Matrix product that behaves like numpy.matmul: https://docs.scipy.org/doc/numpy-1.13.0/reference/generated/numpy.matmul.html. It consumes two quantized input tensors, their scales and zero points, scale and zero point of output, and computes the quantized output. The quantization formula is y = saturate((x / y_scale) + y_zero_point). For (x / y_scale), it is rounding to nearest ties to even. Refer to https://en.wikipedia.org/wiki/Rounding for details. Scale and zero point must have same shape. They must be either scalar (per tensor) or N-D tensor (per row for ‘a’ and per column for ‘b’). Scalar refers to per tensor quantization whereas N-D refers to per row or per column quantization. If the input is 2D of shape [M, K] then zero point and scale tensor may be an M element vector [v_1, v_2, …, v_M] for per row quantization and K element vector of shape [v_1, v_2, …, v_K] for per column quantization. If the input is N-D tensor with shape [D1, D2, M, K] then zero point and scale tensor may have shape [D1, D2, M, 1] for per row quantization and shape [D1, D2, 1, K] for per column quantization.

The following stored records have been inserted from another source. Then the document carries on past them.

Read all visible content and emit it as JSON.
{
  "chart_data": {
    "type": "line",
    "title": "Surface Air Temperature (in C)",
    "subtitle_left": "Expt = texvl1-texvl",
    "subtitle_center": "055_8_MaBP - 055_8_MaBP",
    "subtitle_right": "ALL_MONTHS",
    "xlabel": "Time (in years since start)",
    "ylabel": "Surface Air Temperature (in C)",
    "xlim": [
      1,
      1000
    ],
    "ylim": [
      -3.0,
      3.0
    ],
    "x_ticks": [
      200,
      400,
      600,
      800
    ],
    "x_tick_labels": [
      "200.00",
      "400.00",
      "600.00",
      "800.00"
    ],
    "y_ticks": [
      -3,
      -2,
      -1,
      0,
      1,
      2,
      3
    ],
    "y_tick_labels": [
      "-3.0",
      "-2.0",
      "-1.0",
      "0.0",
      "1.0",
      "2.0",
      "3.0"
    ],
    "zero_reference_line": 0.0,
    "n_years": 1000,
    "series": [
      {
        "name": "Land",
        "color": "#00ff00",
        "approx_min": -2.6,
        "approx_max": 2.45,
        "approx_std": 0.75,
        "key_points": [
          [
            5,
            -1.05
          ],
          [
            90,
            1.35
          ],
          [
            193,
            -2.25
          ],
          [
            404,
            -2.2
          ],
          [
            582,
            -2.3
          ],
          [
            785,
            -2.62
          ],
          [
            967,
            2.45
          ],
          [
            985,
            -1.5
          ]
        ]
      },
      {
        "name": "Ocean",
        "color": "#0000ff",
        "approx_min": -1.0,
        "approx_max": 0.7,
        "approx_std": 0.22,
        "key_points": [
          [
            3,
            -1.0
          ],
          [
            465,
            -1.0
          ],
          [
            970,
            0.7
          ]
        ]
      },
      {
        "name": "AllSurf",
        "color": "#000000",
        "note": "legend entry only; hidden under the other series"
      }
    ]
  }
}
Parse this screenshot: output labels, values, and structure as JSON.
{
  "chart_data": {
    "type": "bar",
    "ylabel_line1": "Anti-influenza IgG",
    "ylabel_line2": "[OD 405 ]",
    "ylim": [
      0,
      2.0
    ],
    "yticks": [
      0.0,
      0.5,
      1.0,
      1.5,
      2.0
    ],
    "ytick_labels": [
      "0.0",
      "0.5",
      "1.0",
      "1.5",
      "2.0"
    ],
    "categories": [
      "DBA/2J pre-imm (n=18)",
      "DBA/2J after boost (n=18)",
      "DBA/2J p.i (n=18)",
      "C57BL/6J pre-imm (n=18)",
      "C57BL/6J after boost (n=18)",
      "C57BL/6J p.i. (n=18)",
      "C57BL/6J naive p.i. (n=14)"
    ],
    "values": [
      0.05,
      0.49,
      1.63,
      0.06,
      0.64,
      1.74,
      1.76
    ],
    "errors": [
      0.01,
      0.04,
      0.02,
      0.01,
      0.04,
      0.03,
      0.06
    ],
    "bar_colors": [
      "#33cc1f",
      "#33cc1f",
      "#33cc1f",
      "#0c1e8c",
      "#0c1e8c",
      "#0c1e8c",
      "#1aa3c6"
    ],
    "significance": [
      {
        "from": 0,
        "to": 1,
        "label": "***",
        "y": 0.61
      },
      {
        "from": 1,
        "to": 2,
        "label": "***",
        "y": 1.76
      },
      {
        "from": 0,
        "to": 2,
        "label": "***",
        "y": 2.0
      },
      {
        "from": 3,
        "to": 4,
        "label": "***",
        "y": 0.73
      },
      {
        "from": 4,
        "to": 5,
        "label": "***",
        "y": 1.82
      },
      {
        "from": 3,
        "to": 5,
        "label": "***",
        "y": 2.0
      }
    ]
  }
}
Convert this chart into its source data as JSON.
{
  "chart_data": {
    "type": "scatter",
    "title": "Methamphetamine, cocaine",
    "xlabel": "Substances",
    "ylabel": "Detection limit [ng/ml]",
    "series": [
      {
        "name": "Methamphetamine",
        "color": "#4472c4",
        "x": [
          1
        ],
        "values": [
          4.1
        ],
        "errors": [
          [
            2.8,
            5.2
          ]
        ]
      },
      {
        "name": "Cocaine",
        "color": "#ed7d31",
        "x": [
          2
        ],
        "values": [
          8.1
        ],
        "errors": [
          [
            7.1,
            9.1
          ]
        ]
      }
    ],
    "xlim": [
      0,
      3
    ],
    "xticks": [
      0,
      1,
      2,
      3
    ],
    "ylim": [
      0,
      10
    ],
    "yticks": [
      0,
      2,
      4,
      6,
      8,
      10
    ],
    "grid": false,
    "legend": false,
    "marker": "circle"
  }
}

Production must never overflow, and accumulation may overflow if and only if in 32 bits.

Inputs

  • a (heterogeneous) - T1:

    N-dimensional quantized matrix a

  • a_scale (heterogeneous) - tensor(float):

    scale of quantized input a

  • a_zero_point (heterogeneous) - T1:

    zero point of quantized input a

  • b (heterogeneous) - T2:

    N-dimensional quantized matrix b

  • b_scale (heterogeneous) - tensor(float):

    scale of quantized input b

  • b_zero_point (heterogeneous) - T2:

    zero point of quantized input b

  • y_scale (heterogeneous) - tensor(float):

    scale of quantized output y

  • y_zero_point (heterogeneous) - T3:

    zero point of quantized output y

Outputs

  • y (heterogeneous) - T3:

    Quantized matrix multiply results from a * b

Type Constraints

  • T1 in ( tensor(int8), tensor(uint8) ):

    Constrain input a and its zero point data type to 8-bit integer tensor.

  • T2 in ( tensor(int8), tensor(uint8) ):

    Constrain input b and its zero point data type to 8-bit integer tensor.

  • T3 in ( tensor(int8), tensor(uint8) ):

    Constrain output y and its zero point data type to 8-bit integer tensor.